C2. By incorporating ZnO into TiO₂, FESEM image in Figure 2d shows a higher degree of agglomeration. The ultrasonic treatment in proper solvent may improve the dispersion of small particles. The SEM, BET, and photocatalyst property are comparable if all samples are treated in ultrasonic dispersion.

Ans: Thank you very much for your valuable comments. Following that, we will take your advice.

C3. The working mechanism of B on ZnO/TiO₂ morphology should be clarified, especially on the particle size. Without B doping, ZnO/TiO₂ shows small particle size in Figure 2d. However, B doped ZnO/TiO₂ shows much larger particle size in Figure 2e.

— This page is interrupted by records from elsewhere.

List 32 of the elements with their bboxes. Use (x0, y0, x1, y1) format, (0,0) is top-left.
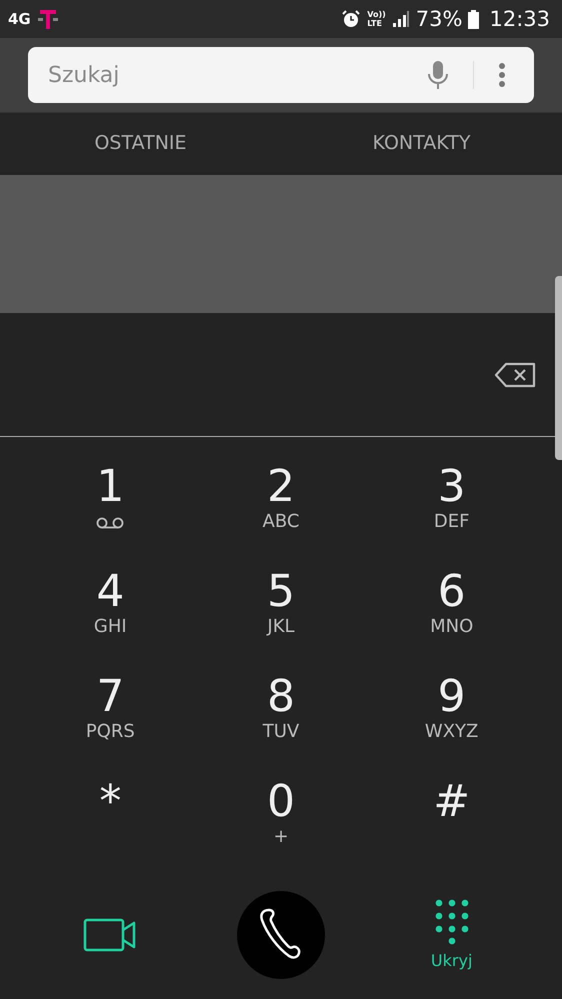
lte-label: LTE (367, 19, 383, 28)
dial-key[interactable]: * (25, 770, 196, 875)
microphone-icon[interactable] (427, 60, 449, 90)
dial-key[interactable]: 9 WXYZ (366, 665, 537, 770)
dial-key[interactable]: 4 GHI (25, 560, 196, 665)
signal-icon (392, 10, 410, 28)
dial-key[interactable]: 2 ABC (196, 455, 366, 560)
logo-icon (36, 8, 59, 30)
network-label: 4G (8, 10, 31, 28)
keypad-icon[interactable] (434, 899, 469, 945)
search-bar[interactable]: Szukaj (28, 47, 534, 103)
dial-key[interactable]: 7 PQRS (25, 665, 196, 770)
battery-percent: 73% (416, 7, 462, 31)
alarm-icon (341, 9, 362, 29)
dial-key[interactable]: 6 MNO (366, 560, 537, 665)
backspace-icon[interactable] (494, 362, 536, 388)
voicemail-icon (95, 517, 126, 529)
clock: 12:33 (489, 7, 550, 31)
volte-label: Vo)) (367, 10, 386, 19)
battery-icon (468, 10, 480, 28)
dial-key[interactable]: 0 + (196, 770, 366, 875)
hide-keypad-label[interactable]: Ukryj (430, 951, 472, 970)
dial-key[interactable]: 3 DEF (366, 455, 537, 560)
dial-key[interactable]: 8 TUV (196, 665, 366, 770)
dial-key[interactable]: # (366, 770, 537, 875)
video-call-icon[interactable] (83, 916, 138, 952)
dial-key[interactable]: 5 JKL (196, 560, 366, 665)
tab[interactable]: KONTAKTY (281, 113, 562, 175)
tab[interactable]: OSTATNIE (0, 113, 281, 175)
more-icon[interactable] (498, 62, 506, 88)
scrollbar[interactable] (555, 276, 562, 460)
dial-key[interactable]: 1 (25, 455, 196, 560)
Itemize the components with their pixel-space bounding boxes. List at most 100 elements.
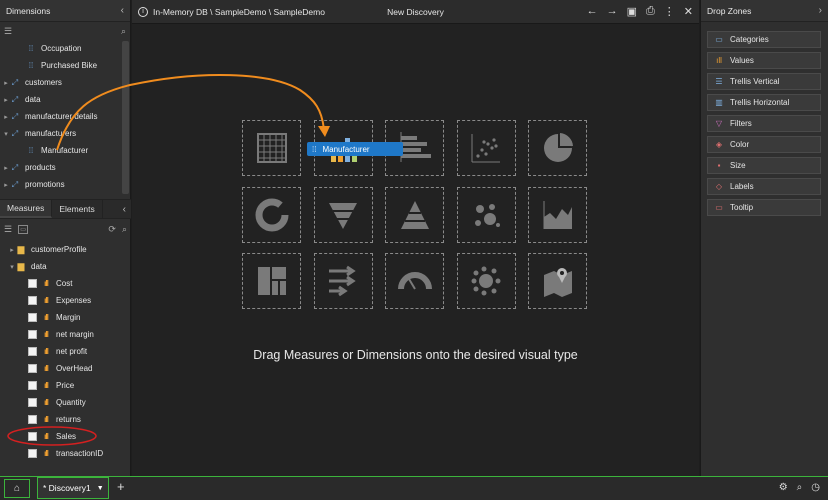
folder-item[interactable]: ▸ ▆ customerProfile — [0, 241, 131, 258]
visual-tile[interactable] — [456, 186, 516, 243]
tab-measures[interactable]: Measures — [0, 200, 53, 218]
visual-tile[interactable] — [313, 186, 373, 243]
expand-toggle-icon[interactable]: ▸ — [2, 79, 10, 87]
list-view-icon[interactable]: ☰ — [4, 26, 12, 37]
measure-item[interactable]: ıll Margin — [0, 309, 131, 326]
visual-tile[interactable] — [528, 186, 587, 243]
search-icon[interactable]: ⌕ — [122, 224, 127, 235]
measure-item[interactable]: ıll Cost — [0, 275, 131, 292]
drop-zone-size[interactable]: ▪ Size — [707, 157, 821, 174]
visual-tile[interactable] — [242, 120, 301, 176]
visual-tile[interactable] — [456, 120, 516, 176]
collapse-right-icon[interactable]: › — [819, 5, 822, 16]
drop-zone-label: Size — [730, 161, 746, 170]
visual-tile[interactable] — [528, 120, 587, 176]
refresh-icon[interactable]: ⟳ — [108, 224, 116, 235]
add-tab-button[interactable]: + — [117, 479, 125, 494]
folder-view-icon[interactable]: ▭ — [18, 225, 29, 234]
list-view-icon[interactable]: ☰ — [4, 224, 12, 235]
expand-toggle-icon[interactable]: ▸ — [8, 246, 16, 254]
drop-zone-trellis-horizontal[interactable]: ▥ Trellis Horizontal — [707, 94, 821, 111]
drop-zone-label: Trellis Vertical — [730, 77, 780, 86]
measure-icon: ıll — [44, 364, 49, 373]
drop-zone-values[interactable]: ıll Values — [707, 52, 821, 69]
expand-toggle-icon[interactable]: ▾ — [8, 263, 16, 271]
dimensions-tree-item[interactable]: ▸ ⤢ data — [0, 91, 122, 108]
tab-elements[interactable]: Elements — [52, 200, 103, 218]
bubble-icon — [475, 203, 500, 227]
close-icon[interactable]: ✕ — [684, 5, 693, 18]
measure-checkbox[interactable] — [28, 296, 37, 305]
measure-checkbox[interactable] — [28, 398, 37, 407]
drop-zone-tooltip[interactable]: ▭ Tooltip — [707, 199, 821, 216]
dimensions-tree-item[interactable]: ⁞⁞ Purchased Bike — [0, 57, 122, 74]
search-icon[interactable]: ⌕ — [121, 26, 126, 37]
dimensions-scrollbar[interactable] — [122, 41, 129, 194]
print-icon[interactable]: ⎙ — [646, 5, 655, 18]
visual-tile[interactable] — [242, 186, 301, 243]
visual-tile[interactable] — [313, 253, 373, 309]
home-button[interactable]: ⌂ — [4, 479, 30, 498]
measure-checkbox[interactable] — [28, 449, 37, 458]
tab-discovery1[interactable]: * Discovery1 ▼ — [37, 477, 109, 499]
expand-toggle-icon[interactable]: ▸ — [2, 164, 10, 172]
trellis-horizontal-icon: ▥ — [715, 98, 723, 107]
drop-zone-labels[interactable]: ◇ Labels — [707, 178, 821, 195]
measure-item[interactable]: ıll net margin — [0, 326, 131, 343]
save-icon[interactable]: ▣ — [627, 5, 637, 18]
expand-toggle-icon[interactable]: ▸ — [2, 96, 10, 104]
drop-zone-color[interactable]: ◈ Color — [707, 136, 821, 153]
measure-item[interactable]: ıll Quantity — [0, 394, 131, 411]
back-arrow-icon[interactable]: ← — [587, 5, 598, 18]
search-icon[interactable]: ⌕ — [797, 482, 803, 493]
collapse-left-icon[interactable]: ‹ — [121, 5, 124, 16]
collapse-measures-icon[interactable]: ‹ — [123, 200, 131, 218]
visual-tile[interactable] — [385, 186, 444, 243]
tab-measures-label: Measures — [7, 203, 45, 213]
drop-zones-header: Drop Zones › — [701, 0, 828, 22]
measure-checkbox[interactable] — [28, 432, 37, 441]
folder-item[interactable]: ▾ ▆ data — [0, 258, 131, 275]
drop-zone-filters[interactable]: ▽ Filters — [707, 115, 821, 132]
measure-item[interactable]: ıll Expenses — [0, 292, 131, 309]
area-icon — [543, 200, 572, 229]
measure-item[interactable]: ıll Price — [0, 377, 131, 394]
measures-tree: ▸ ▆ customerProfile ▾ ▆ data ıll Cost ıll Expense… — [0, 241, 131, 471]
visual-tile[interactable] — [385, 253, 444, 309]
visual-tile[interactable] — [528, 253, 587, 309]
measure-checkbox[interactable] — [28, 415, 37, 424]
chevron-down-icon[interactable]: ▼ — [97, 485, 104, 492]
measure-item[interactable]: ıll Sales — [0, 428, 131, 445]
timer-icon[interactable]: ◷ — [811, 482, 820, 493]
dimensions-tree-item[interactable]: ⁞⁞ Manufacturer — [0, 142, 122, 159]
measure-checkbox[interactable] — [28, 279, 37, 288]
settings-icon[interactable]: ⚙ — [779, 482, 788, 493]
more-options-icon[interactable]: ⋮ — [664, 5, 675, 18]
measure-item[interactable]: ıll OverHead — [0, 360, 131, 377]
measure-item[interactable]: ıll net profit — [0, 343, 131, 360]
color-icon: ◈ — [715, 140, 723, 149]
expand-toggle-icon[interactable]: ▾ — [2, 130, 10, 138]
measure-item[interactable]: ıll returns — [0, 411, 131, 428]
dimensions-tree-item[interactable]: ▸ ⤢ promotions — [0, 176, 122, 193]
forward-arrow-icon[interactable]: → — [607, 5, 618, 18]
dimensions-tree-item[interactable]: ▸ ⤢ manufacturer details — [0, 108, 122, 125]
expand-toggle-icon[interactable]: ▸ — [2, 113, 10, 121]
visual-tile[interactable] — [242, 253, 301, 309]
dimensions-tree-item[interactable]: ▾ ⤢ manufacturers — [0, 125, 122, 142]
measure-checkbox[interactable] — [28, 313, 37, 322]
dimensions-tree-item[interactable]: ⁞⁞ Occupation — [0, 41, 122, 57]
dimensions-tree-item[interactable]: ▸ ⤢ customers — [0, 74, 122, 91]
tree-item-label: transactionID — [56, 449, 104, 458]
measure-checkbox[interactable] — [28, 347, 37, 356]
visual-tile[interactable] — [456, 253, 516, 309]
expand-toggle-icon[interactable]: ▸ — [2, 181, 10, 189]
measure-item[interactable]: ıll transactionID — [0, 445, 131, 462]
measure-checkbox[interactable] — [28, 330, 37, 339]
measure-checkbox[interactable] — [28, 364, 37, 373]
measure-checkbox[interactable] — [28, 381, 37, 390]
drop-zone-categories[interactable]: ▭ Categories — [707, 31, 821, 48]
drop-zone-trellis-vertical[interactable]: ☰ Trellis Vertical — [707, 73, 821, 90]
dimensions-tree-item[interactable]: ▸ ⤢ products — [0, 159, 122, 176]
info-icon[interactable]: i — [138, 6, 148, 17]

Ans: Thank you for your query. The working mechanism of B on ZnO/TiO₂ morphology has been added in FESEM Study section as:

Generally, B doping deteriorates the crystallinity of ZnO to a certain extent [1], because the radius of B³⁺ (0.02 nm) is smaller than that of O²⁻ (0.14 nm) and Zn²⁺ (0.074 nm). As a result, when the O or Zn atoms are replaced with B, the crystal plane spacing shrinks, causing the diffraction peaks to shift to a greater angle. Consequently, the B atoms are likely to occupy the octahedral interstices [1]. However, Figure 2e exhibited substantially larger particles because the FESEM image of the heterogeneous semiconductor photocatalyst B–ZnO/TiO₂ was focused where TiO₂ nanoparticles were more predominant. To make it easier to understand, another FESEM picture of B–ZnO/TiO₂ nanocomposites (Figure 2f) has been presented, which shows characteristics of both TiO₂ and B–ZnO.  

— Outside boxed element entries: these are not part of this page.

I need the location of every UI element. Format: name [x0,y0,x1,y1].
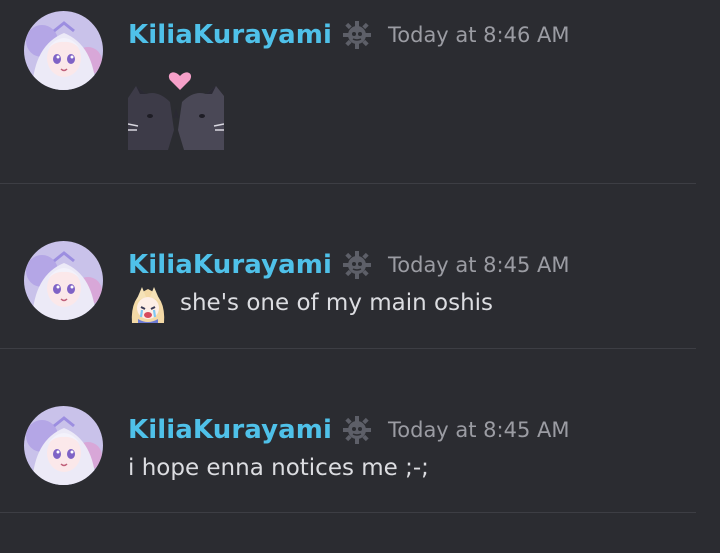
message-header: KiliaKurayami [128,413,570,447]
message-content: she's one of my main oshis [128,282,493,324]
message-divider [0,348,696,349]
gear-badge-icon[interactable] [342,415,372,445]
gear-badge-icon[interactable] [342,250,372,280]
timestamp[interactable]: Today at 8:45 AM [388,418,570,442]
timestamp[interactable]: Today at 8:45 AM [388,253,570,277]
message-content: i hope enna notices me ;-; [128,452,429,484]
avatar[interactable] [24,241,103,320]
message-text: i hope enna notices me ;-; [128,455,429,481]
message-text: she's one of my main oshis [180,290,494,316]
chat-log: KiliaKurayami Today at 8:46 AM KiliaKura… [0,0,720,553]
message-divider [0,512,696,513]
enna-crying-emoji[interactable] [128,283,168,323]
cat-kiss-sticker[interactable] [127,68,225,150]
avatar[interactable] [24,11,103,90]
username[interactable]: KiliaKurayami [128,415,332,445]
message-divider [0,183,696,184]
username[interactable]: KiliaKurayami [128,20,332,50]
username[interactable]: KiliaKurayami [128,250,332,280]
gear-badge-icon[interactable] [342,20,372,50]
timestamp[interactable]: Today at 8:46 AM [388,23,570,47]
message-header: KiliaKurayami [128,18,570,52]
avatar[interactable] [24,406,103,485]
message-header: KiliaKurayami [128,248,570,282]
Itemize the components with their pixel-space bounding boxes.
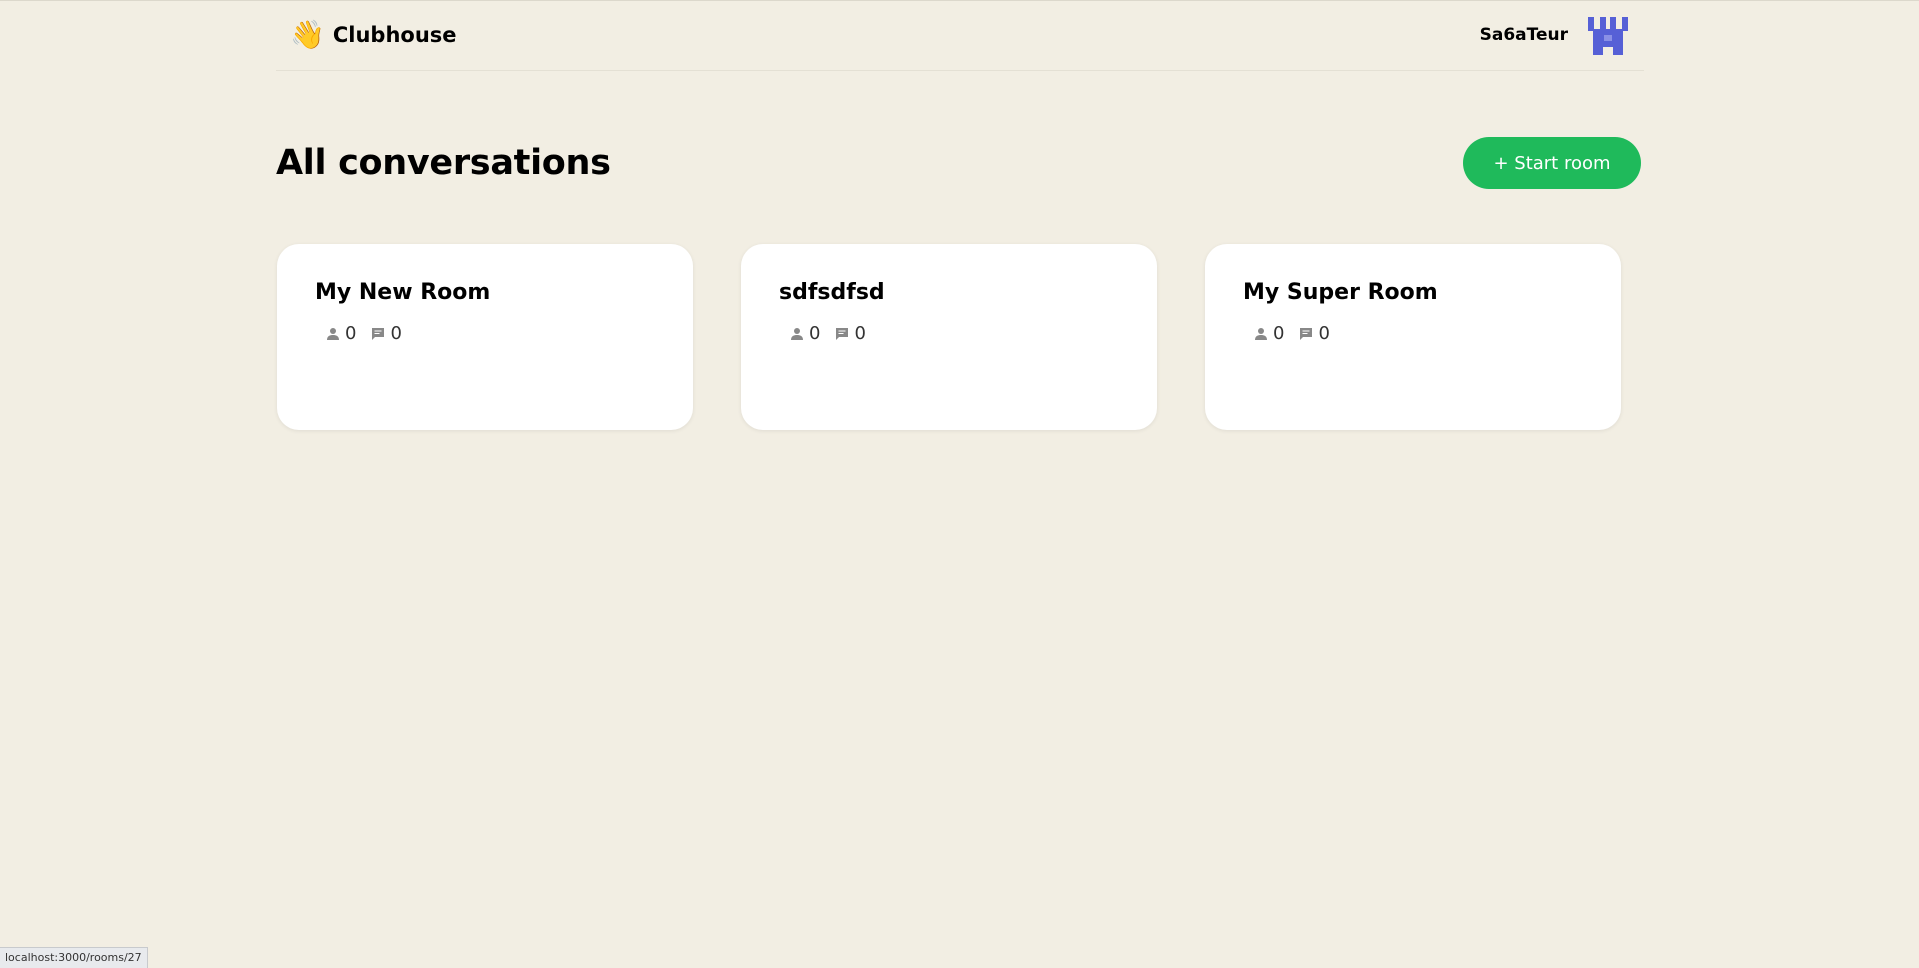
start-room-button[interactable]: + Start room [1463,137,1641,189]
room-list: My New Room 0 0 sdfsdfsd 0 0 My Super Ro… [277,244,1621,430]
message-count-value: 0 [390,323,402,344]
message-count: 0 [1298,323,1330,344]
user-icon [791,327,803,340]
listener-count: 0 [325,323,356,344]
chat-bubble-icon [372,327,385,340]
listener-count-value: 0 [1273,323,1285,344]
listener-count-value: 0 [345,323,357,344]
page-title: All conversations [276,143,611,183]
waving-hand-icon: 👋 [290,18,325,51]
room-card[interactable]: sdfsdfsd 0 0 [741,244,1157,430]
room-title: My New Room [315,280,491,305]
logo-link[interactable]: 👋 Clubhouse [290,21,457,49]
room-stats: 0 0 [325,323,655,344]
site-header: 👋 Clubhouse Sa6aTeur [276,0,1644,71]
user-icon [1255,327,1267,340]
listener-count: 0 [789,323,820,344]
room-stats: 0 0 [789,323,1119,344]
username: Sa6aTeur [1479,25,1568,45]
user-icon [327,327,339,340]
chat-bubble-icon [836,327,849,340]
message-count: 0 [370,323,402,344]
chat-bubble-icon [1300,327,1313,340]
status-bar-url: localhost:3000/rooms/27 [0,947,148,968]
message-count: 0 [834,323,866,344]
room-card[interactable]: My Super Room 0 0 [1205,244,1621,430]
room-card[interactable]: My New Room 0 0 [277,244,693,430]
listener-count: 0 [1253,323,1284,344]
message-count-value: 0 [1318,323,1330,344]
avatar[interactable] [1588,15,1628,55]
user-profile[interactable]: Sa6aTeur [1480,15,1628,55]
logo-text: Clubhouse [332,23,457,47]
room-title: sdfsdfsd [779,280,885,305]
page-title-row: All conversations + Start room [276,136,1641,190]
room-stats: 0 0 [1253,323,1583,344]
listener-count-value: 0 [809,323,821,344]
room-title: My Super Room [1243,280,1438,305]
message-count-value: 0 [854,323,866,344]
page-container: 👋 Clubhouse Sa6aTeur All conversations +… [276,0,1644,430]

C4. The scale bar in Figure 2 is hard to read.

Ans: 100 nm scale bar has been added in each figures of FESEM.

C5. B-O stretching vibrations were observed in FTIR study. There is no evidence to show that B was doped into ZnO/TiO₂ EDS mapping or SEM image in back-scatter mode is recommended to show the element distribution.

Ans: Thank you for your query. However, the Boron peak is visible in the EDS pattern of B-ZnO/TiO₂ (Figure S3e). Boron is also visible in the XPS spectra of B–ZnO/TiO₂ (Figure 7a and Figure 7d). Moreover, based on your suggestion, SEM and EDS mapping examinations were carried out on B–ZnO/TiO₂ (Figure S2). It observed that the various elements of B, Zn, Ti, and O were distributed throughout the sample, confirming the presence of B in B–ZnO/TiO₂ nanocomposites.

C6. XPS spectra in Figure 7e shows the existence of C-O, C=O, and OH. If calcinated at higher temperature (e.g., 600 ^oC), will these groups be removed? It may increase the active catalyst mass ratio after the impurities removed/burned and hence increase the photocatalysis activity.

Ans: Thank you very much for your valuable suggestion. Following that, we will take your advice. However, calcination at 600 ^oC will convert TiO₂ from the anatase phase to the rutile phase. It is considered that anatase TiO₂ is more effective for photocatalysis than the rutile phase.

C7. The removal efficiency when pH is 12 is higher than that of 11. Why pH=11 was taken as the optimum condition? What is the side effect of higher pH for the photocatalyst operation?

Ans: Thanks for your valuable comments. According to Table 6.7.2 of the literature [doi:10.1016/B978-0-12-810391-3.00006-0], pH of textile waste effluent is around 10. Also removal efficiency above 90% is considered to be sufficient. At pH 11, the removal efficiency is ∼95% whereas at pH 12, the removal efficiency is ∼98. There is not much difference in removal efficiency between pH 11 and pH 12. Furthermore, the highly basic pH 12 solution will cause another source of pollution. 

Round 2

Reviewer 1 Report

Author address all comments very carefully,  its ready to accept  in present form.